Facilities Management installed additional signage outside of libraries this week in order to draw attention to the University’s prohibition on smoking and vaping inside buildings on Grounds. The installation of signs comes partially in response to the rising popularity of JUULs, a type of vapor-based e-cigarette containing nicotine widely-used by college students.
The University’s Policy SEC-028, which has been in place since 2008, explicitly states that “smoking and vaping by faculty, staff, students, and visitors are prohibited inside facilities owned or leased by the University.”
The policy is part of the University’s compliance with the 1990 Virginia Indoor Clean Air Act. It is next up for review in October of 2018.
Vaping is also prohibited within 25 feet of all entries and operable windows, as well as any place where vapor can “enter and affect the internal environment.”
These policy details are listed on the new signs, which were posted outside the entrances to Alderman Library, Clemons Library, the Fine Arts Library and the Harrison Institute/Small Special Collections building.
Though the policy has been in place for a decade, its enforcement has recently met some obstacles due to the increasingly common practice of JUULing within University facilities.
“The beginning of this semester there were a couple of instances where students weren’t trying to be particularly subtle about it or anything,” said Katie Densberger, the director of the Georges Student Center on the second floor of Clemons Library. “[In] the little glass rooms down here one of them looked like fog on the top of a mountain, just full of vapor.”
Those incidents prompted Densberger to work with Facilities Management in adding signage on Clemons’ second floor.
“If students really don’t know that you’re not supposed to [vape], which I find a little hard to believe, you’ll see a sign and you’ll know and maybe you won’t do it.” Densberger said. “If there’s people who are sitting next to someone who’s doing it … if they see a sign then maybe they’ll feel a power to tell someone to cut it out when they wouldn’t have otherwise.”
Kristy Davis, an industrial hygienist with the Office of Environmental Health and Safety, said she thinks the problem has been successfully contained thus far.
“It seems like people who are indulging in those activities or with those products are obviously being quite discreet, in my opinion,” Davis said, “It doesn’t seem to have become an issue, at least in terms of bringing it to our attention.”
Jeff Hill, director of Communications for University Libraries, said the indoor use of e-cigarettes hasn’t been a major disciplinary issue.
“In the instances that we’ve encountered it, we’ve reminded the person vaping of University policy, and they’ve stopped — it hasn’t been a problem,” Hill said in an email to The Cavalier Daily. “If someone wants to smoke or vape, they just need to walk outside.”
Nonetheless, the health risks associated with JUULs and other e-cigarettes remain unclear.
“There does seem to be a lack of education, especially for younger people who may not be aware that there are no long-term studies on the hazards of these chemicals and added fragrances,” Davis said.

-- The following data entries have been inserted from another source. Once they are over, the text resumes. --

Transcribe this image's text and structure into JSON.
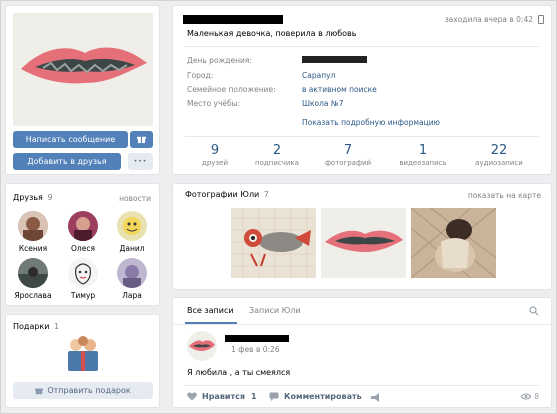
{
  "status": "Маленькая девочка, поверила в любовь",
  "last_seen": "заходила вчера в 0:42",
  "info": {
    "rows": [
      {
        "label": "День рождения:",
        "value": ""
      },
      {
        "label": "Город:",
        "value": "Сарапул"
      },
      {
        "label": "Семейное положение:",
        "value": "в активном поиске"
      },
      {
        "label": "Место учёбы:",
        "value": "Школа №7"
      }
    ],
    "more": "Показать подробную информацию"
  },
  "stats": [
    {
      "num": "9",
      "label": "друзей"
    },
    {
      "num": "2",
      "label": "подписчика"
    },
    {
      "num": "7",
      "label": "фотографий"
    },
    {
      "num": "1",
      "label": "видеозапись"
    },
    {
      "num": "22",
      "label": "аудиозаписи"
    }
  ],
  "buttons": {
    "message": "Написать сообщение",
    "add_friend": "Добавить в друзья",
    "more": "•••",
    "gift": "Отправить подарок"
  },
  "friends": {
    "title": "Друзья",
    "count": "9",
    "news": "новости",
    "items": [
      {
        "name": "Ксения"
      },
      {
        "name": "Олеся"
      },
      {
        "name": "Данил"
      },
      {
        "name": "Ярослава"
      },
      {
        "name": "Тимур"
      },
      {
        "name": "Лара"
      }
    ]
  },
  "gifts": {
    "title": "Подарки",
    "count": "1"
  },
  "photos": {
    "title": "Фотографии Юли",
    "count": "7",
    "map": "показать на карте"
  },
  "wall": {
    "tabs": [
      "Все записи",
      "Записи Юли"
    ],
    "post_date": "1 фев в 0:26",
    "post_text": "Я любила , а ты смеялся",
    "like_label": "Нравится",
    "like_count": "1",
    "comment_label": "Комментировать",
    "views": "8"
  },
  "colors": {
    "accent": "#5181b8",
    "link": "#2a5885",
    "muted": "#828282",
    "bg": "#edeef0"
  }
}
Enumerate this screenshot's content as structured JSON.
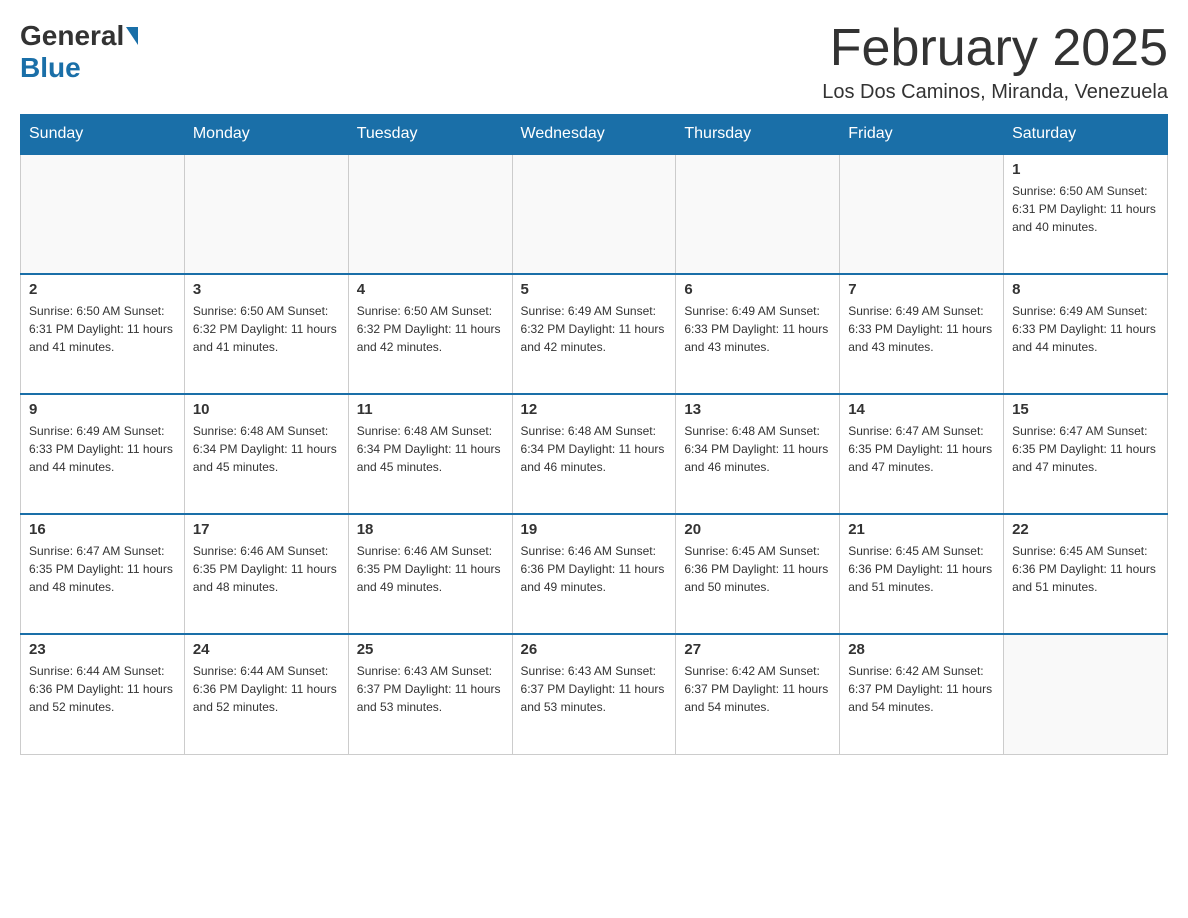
{
  "header": {
    "logo_general": "General",
    "logo_blue": "Blue",
    "month_title": "February 2025",
    "location": "Los Dos Caminos, Miranda, Venezuela"
  },
  "weekdays": [
    "Sunday",
    "Monday",
    "Tuesday",
    "Wednesday",
    "Thursday",
    "Friday",
    "Saturday"
  ],
  "weeks": [
    [
      {
        "day": "",
        "info": ""
      },
      {
        "day": "",
        "info": ""
      },
      {
        "day": "",
        "info": ""
      },
      {
        "day": "",
        "info": ""
      },
      {
        "day": "",
        "info": ""
      },
      {
        "day": "",
        "info": ""
      },
      {
        "day": "1",
        "info": "Sunrise: 6:50 AM\nSunset: 6:31 PM\nDaylight: 11 hours\nand 40 minutes."
      }
    ],
    [
      {
        "day": "2",
        "info": "Sunrise: 6:50 AM\nSunset: 6:31 PM\nDaylight: 11 hours\nand 41 minutes."
      },
      {
        "day": "3",
        "info": "Sunrise: 6:50 AM\nSunset: 6:32 PM\nDaylight: 11 hours\nand 41 minutes."
      },
      {
        "day": "4",
        "info": "Sunrise: 6:50 AM\nSunset: 6:32 PM\nDaylight: 11 hours\nand 42 minutes."
      },
      {
        "day": "5",
        "info": "Sunrise: 6:49 AM\nSunset: 6:32 PM\nDaylight: 11 hours\nand 42 minutes."
      },
      {
        "day": "6",
        "info": "Sunrise: 6:49 AM\nSunset: 6:33 PM\nDaylight: 11 hours\nand 43 minutes."
      },
      {
        "day": "7",
        "info": "Sunrise: 6:49 AM\nSunset: 6:33 PM\nDaylight: 11 hours\nand 43 minutes."
      },
      {
        "day": "8",
        "info": "Sunrise: 6:49 AM\nSunset: 6:33 PM\nDaylight: 11 hours\nand 44 minutes."
      }
    ],
    [
      {
        "day": "9",
        "info": "Sunrise: 6:49 AM\nSunset: 6:33 PM\nDaylight: 11 hours\nand 44 minutes."
      },
      {
        "day": "10",
        "info": "Sunrise: 6:48 AM\nSunset: 6:34 PM\nDaylight: 11 hours\nand 45 minutes."
      },
      {
        "day": "11",
        "info": "Sunrise: 6:48 AM\nSunset: 6:34 PM\nDaylight: 11 hours\nand 45 minutes."
      },
      {
        "day": "12",
        "info": "Sunrise: 6:48 AM\nSunset: 6:34 PM\nDaylight: 11 hours\nand 46 minutes."
      },
      {
        "day": "13",
        "info": "Sunrise: 6:48 AM\nSunset: 6:34 PM\nDaylight: 11 hours\nand 46 minutes."
      },
      {
        "day": "14",
        "info": "Sunrise: 6:47 AM\nSunset: 6:35 PM\nDaylight: 11 hours\nand 47 minutes."
      },
      {
        "day": "15",
        "info": "Sunrise: 6:47 AM\nSunset: 6:35 PM\nDaylight: 11 hours\nand 47 minutes."
      }
    ],
    [
      {
        "day": "16",
        "info": "Sunrise: 6:47 AM\nSunset: 6:35 PM\nDaylight: 11 hours\nand 48 minutes."
      },
      {
        "day": "17",
        "info": "Sunrise: 6:46 AM\nSunset: 6:35 PM\nDaylight: 11 hours\nand 48 minutes."
      },
      {
        "day": "18",
        "info": "Sunrise: 6:46 AM\nSunset: 6:35 PM\nDaylight: 11 hours\nand 49 minutes."
      },
      {
        "day": "19",
        "info": "Sunrise: 6:46 AM\nSunset: 6:36 PM\nDaylight: 11 hours\nand 49 minutes."
      },
      {
        "day": "20",
        "info": "Sunrise: 6:45 AM\nSunset: 6:36 PM\nDaylight: 11 hours\nand 50 minutes."
      },
      {
        "day": "21",
        "info": "Sunrise: 6:45 AM\nSunset: 6:36 PM\nDaylight: 11 hours\nand 51 minutes."
      },
      {
        "day": "22",
        "info": "Sunrise: 6:45 AM\nSunset: 6:36 PM\nDaylight: 11 hours\nand 51 minutes."
      }
    ],
    [
      {
        "day": "23",
        "info": "Sunrise: 6:44 AM\nSunset: 6:36 PM\nDaylight: 11 hours\nand 52 minutes."
      },
      {
        "day": "24",
        "info": "Sunrise: 6:44 AM\nSunset: 6:36 PM\nDaylight: 11 hours\nand 52 minutes."
      },
      {
        "day": "25",
        "info": "Sunrise: 6:43 AM\nSunset: 6:37 PM\nDaylight: 11 hours\nand 53 minutes."
      },
      {
        "day": "26",
        "info": "Sunrise: 6:43 AM\nSunset: 6:37 PM\nDaylight: 11 hours\nand 53 minutes."
      },
      {
        "day": "27",
        "info": "Sunrise: 6:42 AM\nSunset: 6:37 PM\nDaylight: 11 hours\nand 54 minutes."
      },
      {
        "day": "28",
        "info": "Sunrise: 6:42 AM\nSunset: 6:37 PM\nDaylight: 11 hours\nand 54 minutes."
      },
      {
        "day": "",
        "info": ""
      }
    ]
  ]
}
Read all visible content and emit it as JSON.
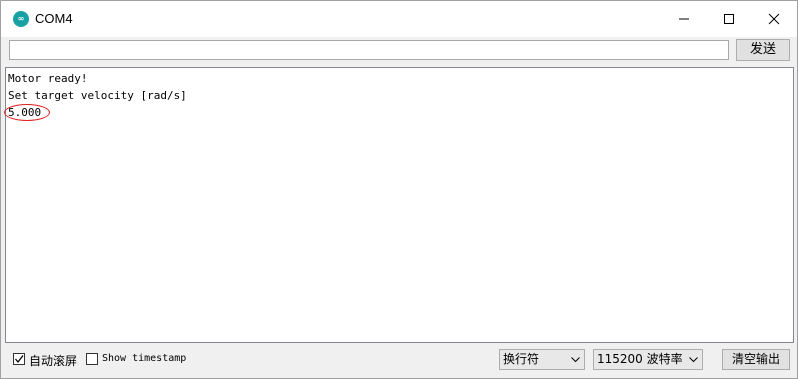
{
  "window": {
    "title": "COM4",
    "icon": "arduino-infinity-icon",
    "accent_color": "#17a1a5"
  },
  "send": {
    "input_value": "",
    "button_label": "发送"
  },
  "output": {
    "lines": [
      "Motor ready!",
      "Set target velocity [rad/s]",
      "5.000"
    ],
    "highlight_color": "#e02020"
  },
  "bottom": {
    "autoscroll_label": "自动滚屏",
    "autoscroll_checked": true,
    "timestamp_label": "Show timestamp",
    "timestamp_checked": false,
    "line_ending": "换行符",
    "baud_rate": "115200 波特率",
    "clear_label": "清空输出"
  }
}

The University is joining a number of other educational institutions working to address the vaping trend. Currently, universities in Arkansas and Illinois are required to have e-cigarette-free campuses. More than 700 colleges across 44 states have banned e-cigarettes on campus completely.
At the University, the additional signage has been installed to educate the student body about existing University policy.
“Some places just need to update their signage to include vaping, since we haven’t needed ‘No Smoking’ signs in so many years,” Densberger said. “I suspect it will get better as people hopefully realize that you’re really not supposed to be doing it inside.”